Indonesia and Latin America share a particular challenge. Both are regions with extraordinary diversity but limited representation in international genomics. Both have experienced long histories of extractive research, where samples left the country and benefits did not return. Trust has been damaged. Local capacity has often been overlooked. Without investment in local sequencing, bioinformatics and governance, even well-meaning initiatives risk repeating these patterns.

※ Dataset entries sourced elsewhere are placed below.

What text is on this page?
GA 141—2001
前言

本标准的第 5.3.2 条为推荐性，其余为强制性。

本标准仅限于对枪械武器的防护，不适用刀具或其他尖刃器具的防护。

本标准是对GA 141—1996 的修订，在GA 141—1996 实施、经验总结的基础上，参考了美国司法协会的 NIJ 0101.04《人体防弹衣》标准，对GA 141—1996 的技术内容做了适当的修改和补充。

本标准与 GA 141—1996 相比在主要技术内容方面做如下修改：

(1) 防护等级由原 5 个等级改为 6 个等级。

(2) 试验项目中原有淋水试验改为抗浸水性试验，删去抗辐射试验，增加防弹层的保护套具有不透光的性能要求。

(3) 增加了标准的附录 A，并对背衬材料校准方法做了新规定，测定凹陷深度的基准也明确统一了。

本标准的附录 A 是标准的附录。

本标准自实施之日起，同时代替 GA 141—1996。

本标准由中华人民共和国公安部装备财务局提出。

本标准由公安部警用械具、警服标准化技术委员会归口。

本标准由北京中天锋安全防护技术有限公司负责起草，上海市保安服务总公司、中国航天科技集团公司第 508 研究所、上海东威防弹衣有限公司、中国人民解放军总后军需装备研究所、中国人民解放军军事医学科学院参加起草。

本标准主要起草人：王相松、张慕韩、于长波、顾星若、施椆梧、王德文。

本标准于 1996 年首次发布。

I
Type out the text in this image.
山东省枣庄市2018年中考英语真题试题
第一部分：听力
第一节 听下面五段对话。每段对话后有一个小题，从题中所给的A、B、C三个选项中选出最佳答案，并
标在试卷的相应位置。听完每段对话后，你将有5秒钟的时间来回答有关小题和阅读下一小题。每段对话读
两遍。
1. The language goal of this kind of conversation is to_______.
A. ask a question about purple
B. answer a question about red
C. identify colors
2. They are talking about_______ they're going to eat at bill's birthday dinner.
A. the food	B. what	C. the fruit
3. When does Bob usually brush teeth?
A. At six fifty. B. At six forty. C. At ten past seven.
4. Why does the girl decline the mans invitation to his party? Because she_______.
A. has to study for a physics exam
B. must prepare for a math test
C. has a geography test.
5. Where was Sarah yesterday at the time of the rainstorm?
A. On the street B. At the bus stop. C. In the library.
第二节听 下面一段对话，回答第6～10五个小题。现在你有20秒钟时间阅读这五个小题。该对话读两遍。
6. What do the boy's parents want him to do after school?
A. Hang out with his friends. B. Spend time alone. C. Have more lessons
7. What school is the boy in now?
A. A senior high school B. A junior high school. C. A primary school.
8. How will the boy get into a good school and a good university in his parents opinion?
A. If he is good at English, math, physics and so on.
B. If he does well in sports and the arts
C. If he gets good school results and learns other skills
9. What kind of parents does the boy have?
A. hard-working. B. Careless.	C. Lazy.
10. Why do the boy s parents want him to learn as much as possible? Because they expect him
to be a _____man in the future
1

This is why solving the diversity gap is not a matter of ethics alone. It is a scientific necessity. Genomic diversity is not a decorative add-on. It is the backbone of robust and equitable science. If we want drug development to work for everyone, if we want AI models that are safe and reliable, and if we want precision medicine that truly deserves its name, we must rethink how we build global datasets.
The solution cannot be reduced to collecting more samples. What we need is a coherent system that strengthens trust, protects sovereignty and builds capability in the regions where the data originates. This means developing sequencing and data infrastructures across Southeast Asia and Latin America. It means training local scientists and ensuring that benefits remain with the communities that contribute. It means governance frameworks that protect rights and promote responsible use. It means treating Indonesia and Latin America as equal partners in shaping the next generation of genomic science.
The future of genomics will be defined by the choices we make now. The missing pieces of our global datasets are not peripheral. They represent essential chapters of the human story. Without them, our science, our tools and our predictions will remain incomplete.
My invitation in London was clear. Let us build a future in which diversity is recognised as scientific infrastructure. Let us ensure that equity is not an aspiration but a practice. Let us move towards a form of precision medicine that reflects the full breadth of the populations it aims to serve.
The path is visible. What we need now is the collective will to follow it.